Macron an outsider too? You must be joking. A deserter from the main party structures of Fifth Republic politics perhaps, though they have always been quite fluid. At 39 he is significantly younger than the usual greybeards too, many of them holdovers from the 90s. That is a break with the past. But the doctor’s brilliant son from Amiens ticks every box in the CV of France’s cross-party ‘republican elite’, self-conscious guardians of their country’s secular, outward-looking and liberal traditions. Except that the tradition isn’t all it claims to be either. When Le Pen outraged progressive France by saying that the real France didn’t round up its Jews in 1942 for deportation via the Vel d’Hiv, Paris’s winter cycle stadium – she was echoing what all post-war presidents have said until Nicholas Sarkozy put his hands up about eager collaboration. Charles de Gaulle had a good war, but the imperative to restore national pride and honour made him a ferocious pedlar of the myths of resistance.
Do the Brits do any better? Of course not. Though luck, fortitude and bold leadership saved them from Nazi occupation, their former colonial subjects do not all share their rosy self-image as freedom-loving, God-fearing and pious. Which is the real Britain, that of the 0.7% of GDP dispatched in overseas aid? Or of those who clamour for Theresa May to abandon that Cameroon pledge when she publishes her pledge-lite Tory manifesto? We may find out soon. So far May seems to be with the Daily Mail’s ‘saboteurs’ on aid. But these are early days and May appears to have few fixed ideological convictions. She’s ‘not a preacher like Thatcher,’ as the latter’s biographer, Charles Moore, puts it. Thatcher’s pledge-lite manifesto in 1979 was fairly internally consistent, though vague on detail. The word ‘privatisation’ did not appear.

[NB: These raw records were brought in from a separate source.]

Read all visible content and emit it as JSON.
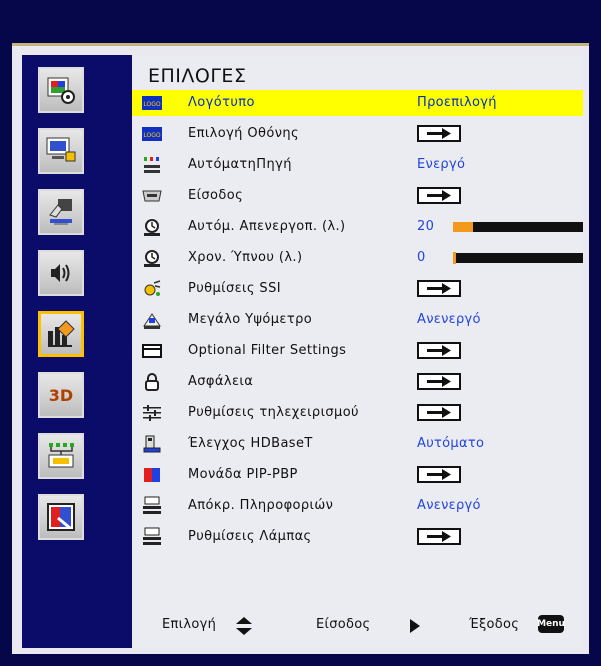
{
  "menu": {
    "title": "ΕΠΙΛΟΓΕΣ",
    "items": [
      {
        "label": "Λογότυπο",
        "value": "Προεπιλογή",
        "icon": "logo-icon",
        "selected": true
      },
      {
        "label": "Επιλογή Οθόνης",
        "icon": "logo-capture-icon",
        "control": "arrow"
      },
      {
        "label": "ΑυτόματηΠηγή",
        "value": "Ενεργό",
        "icon": "auto-source-icon"
      },
      {
        "label": "Είσοδος",
        "icon": "input-port-icon",
        "control": "arrow"
      },
      {
        "label": "Αυτόμ. Απενεργοπ. (λ.)",
        "value": "20",
        "icon": "auto-power-off-icon",
        "slider": 0.15
      },
      {
        "label": "Χρον. Ύπνου (λ.)",
        "value": "0",
        "icon": "sleep-timer-icon",
        "slider": 0.0
      },
      {
        "label": "Ρυθμίσεις SSI",
        "icon": "ssi-settings-icon",
        "control": "arrow"
      },
      {
        "label": "Μεγάλο Υψόμετρο",
        "value": "Ανενεργό",
        "icon": "high-altitude-icon"
      },
      {
        "label": "Optional Filter Settings",
        "icon": "filter-icon",
        "control": "arrow"
      },
      {
        "label": "Ασφάλεια",
        "icon": "security-icon",
        "control": "arrow"
      },
      {
        "label": "Ρυθμίσεις τηλεχειρισμού",
        "icon": "remote-settings-icon",
        "control": "arrow"
      },
      {
        "label": "Έλεγχος HDBaseT",
        "value": "Αυτόματο",
        "icon": "hdbaset-icon"
      },
      {
        "label": "Μονάδα PIP-PBP",
        "icon": "pip-pbp-icon",
        "control": "arrow"
      },
      {
        "label": "Απόκρ. Πληροφοριών",
        "value": "Ανενεργό",
        "icon": "info-hide-icon"
      },
      {
        "label": "Ρυθμίσεις Λάμπας",
        "icon": "lamp-settings-icon",
        "control": "arrow"
      }
    ]
  },
  "sidebar": {
    "items": [
      {
        "icon": "image-settings-icon"
      },
      {
        "icon": "screen-settings-icon"
      },
      {
        "icon": "settings-hand-icon"
      },
      {
        "icon": "volume-icon"
      },
      {
        "icon": "options-icon",
        "selected": true
      },
      {
        "icon": "3d-icon",
        "label": "3D"
      },
      {
        "icon": "lan-icon"
      },
      {
        "icon": "lamp-icon"
      }
    ]
  },
  "footer": {
    "select_label": "Επιλογή",
    "enter_label": "Είσοδος",
    "exit_label": "Έξοδος",
    "menu_key": "Menu"
  },
  "colors": {
    "background": "#06064a",
    "sidebar": "#0b0b6a",
    "panel": "#ebebf2",
    "highlight": "#ffff00",
    "value_blue": "#2244dd",
    "slider_fill": "#f39a1e"
  }
}
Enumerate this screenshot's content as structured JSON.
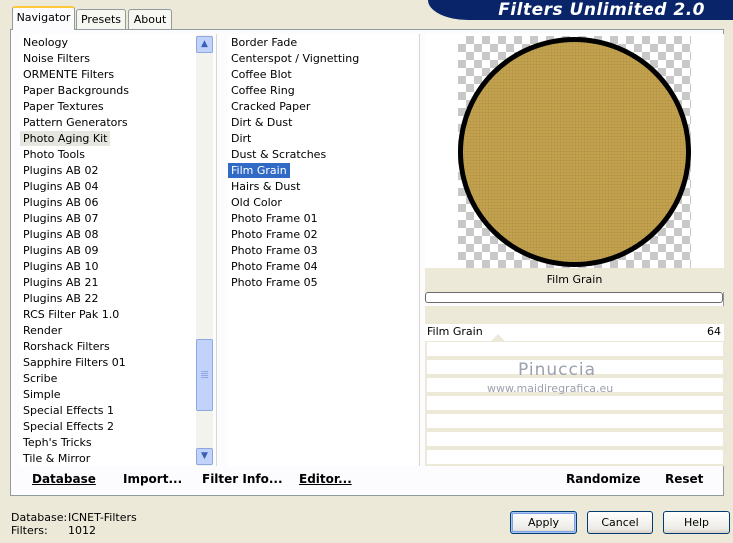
{
  "app": {
    "title": "Filters Unlimited 2.0"
  },
  "tabs": [
    {
      "label": "Navigator",
      "active": true
    },
    {
      "label": "Presets",
      "active": false
    },
    {
      "label": "About",
      "active": false
    }
  ],
  "categories": [
    "Neology",
    "Noise Filters",
    "ORMENTE Filters",
    "Paper Backgrounds",
    "Paper Textures",
    "Pattern Generators",
    "Photo Aging Kit",
    "Photo Tools",
    "Plugins AB 02",
    "Plugins AB 04",
    "Plugins AB 06",
    "Plugins AB 07",
    "Plugins AB 08",
    "Plugins AB 09",
    "Plugins AB 10",
    "Plugins AB 21",
    "Plugins AB 22",
    "RCS Filter Pak 1.0",
    "Render",
    "Rorshack Filters",
    "Sapphire Filters 01",
    "Scribe",
    "Simple",
    "Special Effects 1",
    "Special Effects 2",
    "Teph's Tricks",
    "Tile & Mirror"
  ],
  "selected_category": "Photo Aging Kit",
  "filters": [
    "Border Fade",
    "Centerspot / Vignetting",
    "Coffee Blot",
    "Coffee Ring",
    "Cracked Paper",
    "Dirt & Dust",
    "Dirt",
    "Dust & Scratches",
    "Film Grain",
    "Hairs & Dust",
    "Old Color",
    "Photo Frame 01",
    "Photo Frame 02",
    "Photo Frame 03",
    "Photo Frame 04",
    "Photo Frame 05"
  ],
  "selected_filter": "Film Grain",
  "preview": {
    "filter_name": "Film Grain",
    "disk_color": "#c7a551"
  },
  "parameter": {
    "label": "Film Grain",
    "value": "64"
  },
  "watermark": {
    "name": "Pinuccia",
    "url": "www.maidiregrafica.eu"
  },
  "panel_buttons": {
    "database": "Database",
    "import": "Import...",
    "filter_info": "Filter Info...",
    "editor": "Editor...",
    "randomize": "Randomize",
    "reset": "Reset"
  },
  "footer": {
    "database_label": "Database:",
    "database_value": "ICNET-Filters",
    "filters_label": "Filters:",
    "filters_value": "1012"
  },
  "dialog_buttons": {
    "apply": "Apply",
    "cancel": "Cancel",
    "help": "Help"
  },
  "colors": {
    "banner": "#0a246a",
    "selection": "#316ac5",
    "tab_highlight": "#ffc83c"
  }
}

What May’s ‘Me’ election (she used a lot of ‘me’ on the launch podium in Downing St) has shown so far is that attempts to broaden the election much beyond the Brexit debate will not get far. Jeremy Corbyn has made some attempts to rouse Labour’s slumbering base – he had started before May’s ambush – with appeals for a £10 an hour minimum wage, more money for schools, health care, and other social goods. But other than taxing the rich and catching tax dodgers, old standbys, he has not showed much evidence of how he would pay for it, or even of the will to govern. Four extra bank holidays is not evidence of serious policy-making in a troubled world. Nor is trying to unpick his party’s settled policy on Trident missile renewal (as Corbyn did on Sunday sofa TV) or putting a mistrusted agitator like Andrew Fisher in charge of the manifesto draft.
As with the Brexit debate, it feels eerily as if the Labour leader (‘in it to win it’) is going through the motions, as if the election was a distraction from his entourage’s real purpose, which is to refashion his party into a radical movement of social protest: out of the corridors of power, into the street and out of the clutches of so-called ‘Blairites,’ nowadays any critical MP more serious about obtaining power. The fact that two of Britain’s micro-communist parties this week declared their support for Corbyn (‘an essential first step’) serves chiefly to reinforce this impression. The newspapers express ritual fury – fury is a handily short headline word – but voters are more sensible. Jeremy Corbyn, beard and all, has been a pro-Brexit, fellow-travelling leftwinger all his political life. His off-the-shelf views have barely evolved in the four decades since Macron was born. No surprise there then.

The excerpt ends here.